Dis)comforts of homemaking in the face of recurring military presence
(University of Tartu)
Paper short abstract:
This paper explores notions and sensations of dis)comfort as they are expressed by residents of an Estonian parish where Soviet military planes have been replaced by NATO’s ultramodern combat aircrafts. What are the dis)comforts of home and homemaking in the face of recurring military presence?
Paper long abstract:
This paper explores notions and sensations of comfort and discomfort as they are expressed by inhabitants of Vasalemma, an Estonian parish where Soviet military planes have been recently replaced by NATO's ultramodern combat aircrafts. The parish is the site of a military air base established by the Soviet army in the 1940s and taken over by Estonian air forces in the mid-1990s.

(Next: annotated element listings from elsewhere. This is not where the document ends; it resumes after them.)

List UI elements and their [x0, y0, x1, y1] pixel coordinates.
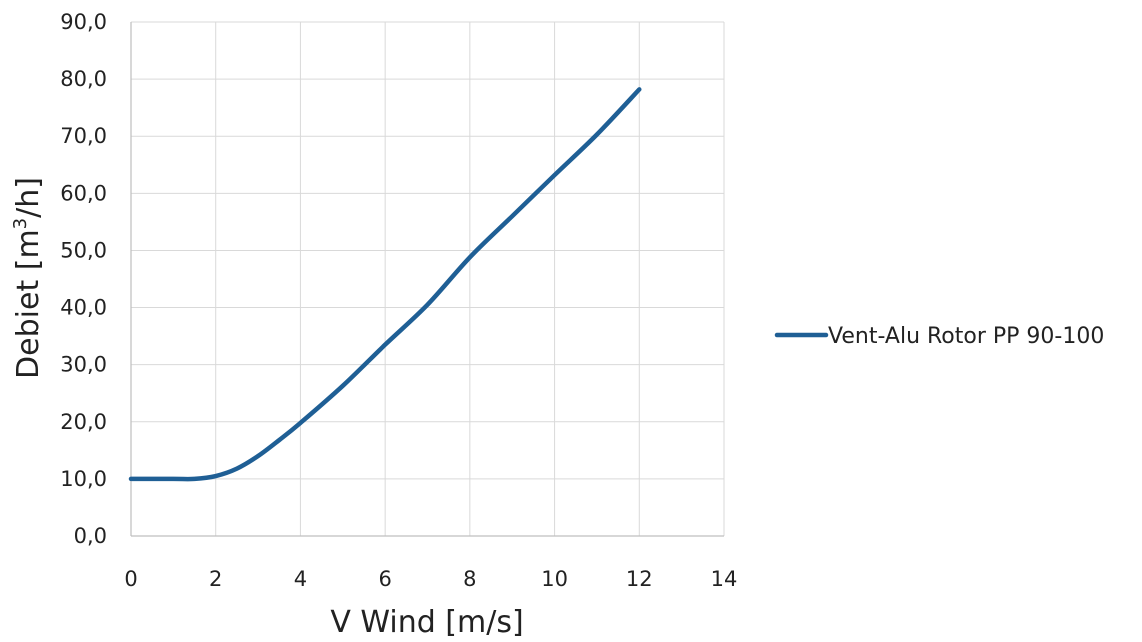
x-tick-label: 4: [294, 567, 307, 591]
y-tick-label: 60,0: [60, 181, 107, 205]
y-tick-label: 20,0: [60, 410, 107, 434]
series: [128, 87, 642, 482]
y-tick-label: 50,0: [60, 238, 107, 262]
series-line: [128, 87, 642, 482]
y-tick-label: 90,0: [60, 10, 107, 34]
tick-labels: 0,0 10,0 20,0 30,0 40,0 50,0 60,0 70,0 80,0 90,0 0…: [60, 10, 737, 591]
x-tick-label: 12: [626, 567, 653, 591]
x-tick-label: 10: [541, 567, 568, 591]
y-axis-title-superscript: 3: [10, 218, 31, 229]
legend-label: Vent-Alu Rotor PP 90-100: [828, 324, 1104, 349]
x-tick-label: 6: [378, 567, 391, 591]
y-tick-label: 0,0: [74, 524, 107, 548]
y-axis-title: Debiet [m3/h]: [10, 177, 46, 379]
axes: [130, 22, 724, 537]
grid: [131, 21, 725, 536]
x-axis-title: V Wind [m/s]: [330, 605, 523, 640]
y-axis-title-tail: /h]: [11, 177, 46, 218]
x-tick-label: 14: [711, 567, 738, 591]
x-tick-label: 0: [124, 567, 137, 591]
y-tick-label: 40,0: [60, 296, 107, 320]
y-tick-label: 80,0: [60, 67, 107, 91]
legend: Vent-Alu Rotor PP 90-100: [774, 324, 1104, 349]
y-axis-title-main: Debiet [m: [11, 229, 46, 379]
x-tick-label: 8: [463, 567, 476, 591]
x-tick-label: 2: [209, 567, 222, 591]
y-tick-label: 70,0: [60, 124, 107, 148]
y-tick-label: 10,0: [60, 467, 107, 491]
y-tick-label: 30,0: [60, 353, 107, 377]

Since 2012, this air base has re-emerged as a state-of-the-art military complex linked into NATO's collective air defence system. Drawing on interviews and observations conducted on-site, this presentation looks at the dis)comforts of home and homemaking in the face of recurring military presence. What is it like to dwell in a multiethnic demilitarised zone that is being remilitarised after a short period of relative peace and quiet? How do the residents of Vasalemma make sense of and experience their home ground's military past and present? Of particular interest is the aspect of noise: besides being a source of physical and emotional discomfort, noise is something that Cold-War era Soviet planes and contemporary NATO aircrafts share and is thus used to reflect on homemaking on a broader scale: Estonia's NATO membership and relationship to the Russian Federation, the presence of U.S. and other foreign troops in Estonia, tense international relations, the possibility of history repeating itself.